She looked worried. “They’re leaving me
alone.”
“That can’t be good,” Janice drawled.
“No. It can’t,” Zola agreed. She met
Parker’s gaze. “We can’t let them go.”
“We aren’t.”
Hell no. She was ready to be done this
crap. She pulled on more of her power, let her senses expand to find the
others, and was rocked back on her heels when another explosion thudded through
the square. Time slowed to a crawl as she watched the small flyer Kaje and
Falkor were in turn into a ball of fire. The enemy telepaths renewed their
attack. It was vicious, like razored talons slicing into her skull. But that
wasn’t the pain that made her fall to her knees. Agony crushed her chest. Kaje.

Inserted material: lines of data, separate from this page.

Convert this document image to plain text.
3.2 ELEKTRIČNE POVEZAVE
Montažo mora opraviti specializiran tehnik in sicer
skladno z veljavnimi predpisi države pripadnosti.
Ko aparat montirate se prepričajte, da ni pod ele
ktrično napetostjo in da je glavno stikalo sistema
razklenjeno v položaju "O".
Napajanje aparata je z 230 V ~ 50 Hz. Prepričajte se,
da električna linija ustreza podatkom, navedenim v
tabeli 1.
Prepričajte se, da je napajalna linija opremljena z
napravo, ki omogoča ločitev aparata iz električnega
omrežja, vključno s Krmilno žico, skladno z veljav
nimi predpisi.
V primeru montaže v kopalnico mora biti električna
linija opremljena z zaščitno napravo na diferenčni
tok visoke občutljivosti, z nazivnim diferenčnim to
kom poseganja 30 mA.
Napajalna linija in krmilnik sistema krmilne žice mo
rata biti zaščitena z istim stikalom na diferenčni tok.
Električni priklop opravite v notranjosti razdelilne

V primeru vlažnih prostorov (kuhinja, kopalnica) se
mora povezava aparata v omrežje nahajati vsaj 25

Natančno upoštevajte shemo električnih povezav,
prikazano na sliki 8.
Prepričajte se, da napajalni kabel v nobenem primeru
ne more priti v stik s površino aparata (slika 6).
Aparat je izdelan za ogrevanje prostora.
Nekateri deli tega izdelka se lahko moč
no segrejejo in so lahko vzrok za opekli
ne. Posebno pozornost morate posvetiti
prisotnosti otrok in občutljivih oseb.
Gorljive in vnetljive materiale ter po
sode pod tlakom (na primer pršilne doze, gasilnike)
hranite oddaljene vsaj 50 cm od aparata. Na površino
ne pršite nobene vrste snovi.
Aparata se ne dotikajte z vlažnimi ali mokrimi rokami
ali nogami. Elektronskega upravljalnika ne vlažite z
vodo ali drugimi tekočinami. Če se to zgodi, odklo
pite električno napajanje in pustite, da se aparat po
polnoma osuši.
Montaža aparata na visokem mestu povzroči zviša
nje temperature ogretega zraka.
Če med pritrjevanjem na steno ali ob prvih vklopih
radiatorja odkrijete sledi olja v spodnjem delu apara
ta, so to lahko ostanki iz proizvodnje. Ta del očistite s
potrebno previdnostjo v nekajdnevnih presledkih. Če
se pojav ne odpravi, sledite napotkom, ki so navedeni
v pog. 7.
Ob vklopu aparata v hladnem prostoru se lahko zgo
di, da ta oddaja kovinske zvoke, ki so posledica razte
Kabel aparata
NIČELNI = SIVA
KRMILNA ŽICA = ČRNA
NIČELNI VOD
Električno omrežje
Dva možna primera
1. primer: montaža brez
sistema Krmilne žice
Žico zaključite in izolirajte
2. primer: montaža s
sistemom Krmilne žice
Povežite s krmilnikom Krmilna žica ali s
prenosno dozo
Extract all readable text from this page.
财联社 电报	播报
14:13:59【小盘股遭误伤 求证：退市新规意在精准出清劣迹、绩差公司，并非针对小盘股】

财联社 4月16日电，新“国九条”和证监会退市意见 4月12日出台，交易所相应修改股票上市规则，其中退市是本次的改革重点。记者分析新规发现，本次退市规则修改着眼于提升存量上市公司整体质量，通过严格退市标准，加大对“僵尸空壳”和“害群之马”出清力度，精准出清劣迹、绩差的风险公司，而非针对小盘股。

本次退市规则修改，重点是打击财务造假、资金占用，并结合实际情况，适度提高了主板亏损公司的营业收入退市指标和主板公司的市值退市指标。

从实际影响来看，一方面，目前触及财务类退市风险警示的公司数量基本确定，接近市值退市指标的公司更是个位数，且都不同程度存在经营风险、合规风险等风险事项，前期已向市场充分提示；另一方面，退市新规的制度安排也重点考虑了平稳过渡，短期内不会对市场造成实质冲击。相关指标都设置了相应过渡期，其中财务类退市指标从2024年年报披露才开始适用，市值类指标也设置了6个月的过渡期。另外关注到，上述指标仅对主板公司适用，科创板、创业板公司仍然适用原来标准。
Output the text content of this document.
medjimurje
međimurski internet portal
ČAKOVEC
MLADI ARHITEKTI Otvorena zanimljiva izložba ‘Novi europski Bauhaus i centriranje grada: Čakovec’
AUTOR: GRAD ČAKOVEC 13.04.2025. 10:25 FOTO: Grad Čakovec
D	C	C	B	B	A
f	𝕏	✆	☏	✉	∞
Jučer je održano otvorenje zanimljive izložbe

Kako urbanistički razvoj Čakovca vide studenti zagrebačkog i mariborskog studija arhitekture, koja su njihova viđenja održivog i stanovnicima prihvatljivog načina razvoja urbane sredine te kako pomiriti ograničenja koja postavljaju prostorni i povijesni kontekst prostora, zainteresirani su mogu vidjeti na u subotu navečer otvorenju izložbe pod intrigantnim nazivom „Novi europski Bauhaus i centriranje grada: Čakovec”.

The bastards had killed Kaje. She forced air into her lungs, staggered to her
feet, and full of rage and vengeance, took a step forward. Zola grabbed her
wrist.
“Together,” the other woman said. “You
get the telepaths and I’ll deflect their fire.”
She saw the assassin in Zola’s eyes,
knew she’d buried her fury deep, but Parker couldn’t do the same. Her heart was
an open angry wound and she wanted vengeance. She wanted blood. Zola would help
her get it. She nodded, merged her mind with Zola’s and then unleashed her
power.
She found the telepath first. She
couldn’t see where he was but she sensed him. That was enough. She seized his mind,
took control of him and forced him to turn on his companions. Once they were
dead, she made him turn off the cloaking device and stripped away the last of his
mind. Then the other Tel members attacked, both with laser fire and mentally.
She was beyond caring, possibly beyond thought. She strolled out into the
square, Zola at her side easily countering the weapons’ fire, while Parker
seized the closest telepathic mind. She didn’t know if he was friend or enemy
and didn’t fucking care. She blasted so much power at him his brain began to
leak through his ears. The rest fled in a cloaked shuttle, but she had the feel
of their minds. She could track them.
“Parker.” Sergei’s voice was whip hard. “You
have to leash your power.”
Hell no. Ignoring the blood trickling
from her nose, she turned to Vidar. “I can’t feel Kaje in my mind anymore.”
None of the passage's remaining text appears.